Proposition

Let $A \subset B$ be rings, $B$ integral over $A$.

If $x \in A$ is a unit in $B$, then it is a unit in $A$.
The Jacobson radical of $A$ is the contraction of the Jacobson radical of $B$.

Solution

1

Let $x \in A$ and suppose $x$ is a unit in $B$. Since $x^{-1} \in B$ and $B$ is integral over $A$, $x^{-n} + \sum_{i=0}^{n-1} a_ix^{-i} = 0$ for some $a_0, \cdots, a_{n - 1} \in A$. By multiplying $x^{n - 1}$ to each side, we obtain $x^{-1} = -\sum_{i=0}^{n-1} a_ix^{n-1-i} \in A$. Therefore, $x$ is a unit in $A$.

2

By Theorem 5.10[Atiyah], for any maximal ideal $m \subset A$, there exists a prime ideal $n \subset B$ such that $m = A \cap n$. By Corollary 5.8, such an $n$ must be a maximal ideal.

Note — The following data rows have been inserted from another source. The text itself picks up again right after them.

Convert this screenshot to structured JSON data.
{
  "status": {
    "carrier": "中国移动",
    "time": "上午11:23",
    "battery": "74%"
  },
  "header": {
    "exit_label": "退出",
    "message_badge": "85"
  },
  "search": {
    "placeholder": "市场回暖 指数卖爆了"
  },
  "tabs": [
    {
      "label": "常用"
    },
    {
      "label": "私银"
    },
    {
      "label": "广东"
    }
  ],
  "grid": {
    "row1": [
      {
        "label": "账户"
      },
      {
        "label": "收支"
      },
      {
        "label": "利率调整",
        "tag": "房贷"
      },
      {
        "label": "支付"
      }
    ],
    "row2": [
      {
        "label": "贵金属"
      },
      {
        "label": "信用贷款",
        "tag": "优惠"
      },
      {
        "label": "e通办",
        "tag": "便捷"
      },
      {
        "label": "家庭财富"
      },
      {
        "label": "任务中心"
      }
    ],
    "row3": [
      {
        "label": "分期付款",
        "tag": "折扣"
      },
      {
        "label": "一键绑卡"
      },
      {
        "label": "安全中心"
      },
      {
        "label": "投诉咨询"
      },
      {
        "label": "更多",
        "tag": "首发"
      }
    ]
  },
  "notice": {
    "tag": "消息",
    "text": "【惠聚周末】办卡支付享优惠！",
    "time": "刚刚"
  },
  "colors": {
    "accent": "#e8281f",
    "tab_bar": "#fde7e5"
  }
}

Therefore, for all maximal ideals $m \subset A$, there exists a maximal ideal $n \subset B$ such that $m = A \cap n$. Moreover, again by Corollary 5.8, for every maximal ideal $n \subset B$, $A \cap n$ is a maximal ideal in $A$.

In conclusion, every maximal ideal in $A$ is of the form $n \cap A$ where $n$ is a maximal ideal of $B$, and, for any maximal ideal $n$ of $B$, $n \cap A$ is a maximal ideal of $A$.

Since $J(A)$ and $J(B)$ are both the intersections of all the maximal ideals of $A$ and $B$, $J(A) = A \cap J(B)$.